At the time, the location selected lay on the "trail" of the Champs-Elysées but sits now at the intersection of rue La Boétie and avenue des Champs-Elysées. The hôtel was the setting of numerous fêtes galantes and, notably, the romances of Charles, count d'Artois and brother of Louis XVI, and of the duke de Richelieu, Emmanuel Duplessis de Richelieu-Fronsac.

===Ownership===
- 1788: Sold to the duke de Richelieu.
- 1793: Successively sold to three entrepreneurs during the French Revolution as a bien national.
- 1802: Repurchased by Bonaparte, then First Consul, for the state.
- 1804: Offered to count Nicola Maresca Donnurso di Serracapriola, Italian ambassador at Paris.
- 1815: Purchased by the countess de Durfort, daughter of Thiroux de Montsauge.
- 1825: Purchased by an entrepreneur, M. Bellet.
- 1827: Sold to the countess de Juigné, daughter of Durfort.
- 1830: Purchased by the count Flahaut de la Billarderie.
- 1853: Sold to the baron Roger du Nord, banker of Swiss origin, whose daughter married Alphonse Régnier, duke of Massa, grandson of Claude Régnier, minister of justice for Napoleon I of France. The duke and his successors inhabited the hotel as of 1857.

In 1870, the duke of Massa, watching the Prussian troops march on the Champs-Elysées, closed the hotel's blinds and swore not to reopen them before the day of revenge: it would be his grandson's privilege to reopen them on July 14, 1918, ironically one day before the second Battle of the Marne began near the river Marne with a German attack.

The hotel, which was shut down immediately by the confrontation, remained closed and uninhabited until 1926.

===The relocation===
In 1927, the hotel was threatened with demolition. Two businessmen, Théophile Bader, then president of the Galeries Lafayette, and André Lévy, who managed building operations, purchased the building but, not wanting to live in the hôtel, opted for relocation.

Planning to construct on the now-fashionable Champs-Elysées a commercial shopping and office complex designed by André Arfvidson for the National City Bank of America, Lévy worked closely with his friend Édouard Herriot, national minister of education, to organize and finance the relocation of the hôtel.

The building was donated to the state in 1928 on condition that it be destined to the Société des gens de lettres (SGDL), then led by Édouard Estaunié, to which it was leased for the symbolic price of 1 franc.

The SGDL had until then been deprived of an adequate head office, having been housed first at 14, Cité de Trévise (until 1896) and then at the hôtel at 10, Cité Rougement. The state, in the person of Édouard Herriot, then minister of public instruction and fine arts, offered a portion of the garden of the Observatory of Paris upon which the hotel would be relocated.

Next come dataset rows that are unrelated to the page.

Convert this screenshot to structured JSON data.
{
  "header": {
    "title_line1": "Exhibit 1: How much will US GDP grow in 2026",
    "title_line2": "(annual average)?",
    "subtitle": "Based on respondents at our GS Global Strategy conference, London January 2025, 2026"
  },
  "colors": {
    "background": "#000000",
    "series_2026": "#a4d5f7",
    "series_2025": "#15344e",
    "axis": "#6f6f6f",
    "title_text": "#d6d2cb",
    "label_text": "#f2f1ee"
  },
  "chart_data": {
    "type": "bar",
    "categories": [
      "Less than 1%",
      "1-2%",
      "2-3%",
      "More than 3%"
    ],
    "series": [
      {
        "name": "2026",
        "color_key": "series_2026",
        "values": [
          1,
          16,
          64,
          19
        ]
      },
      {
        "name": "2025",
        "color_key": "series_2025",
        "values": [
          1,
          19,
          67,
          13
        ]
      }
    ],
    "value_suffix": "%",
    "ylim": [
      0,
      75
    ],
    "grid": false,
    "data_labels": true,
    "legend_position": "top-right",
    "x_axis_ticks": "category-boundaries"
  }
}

The building was moved stone by stone under the supervision of André Ventre. The Art Deco furniture ordered on this occasion by the management of the Galeries Lafayette was made up of a unique set of 110 pieces. The interior was itself designated a Monument historique —an historical monument— in 1984.

The SGDL brought to this location memorabilia of varied origin and pedigree (portraits, busts and autographs) representing almost 170 years of literature.

Befittingly, the hotel now sits steps away from where Honoré de Balzac wrote Les Chouans, Histoire des Treize, La Femme de trente ans and the start of his la Comédie humaine. It was at his instigation, in 1838, following his celebrated Lettre aux écrivains français du XIXe siècle (1834), that the SGDL now housed in the hotel was founded.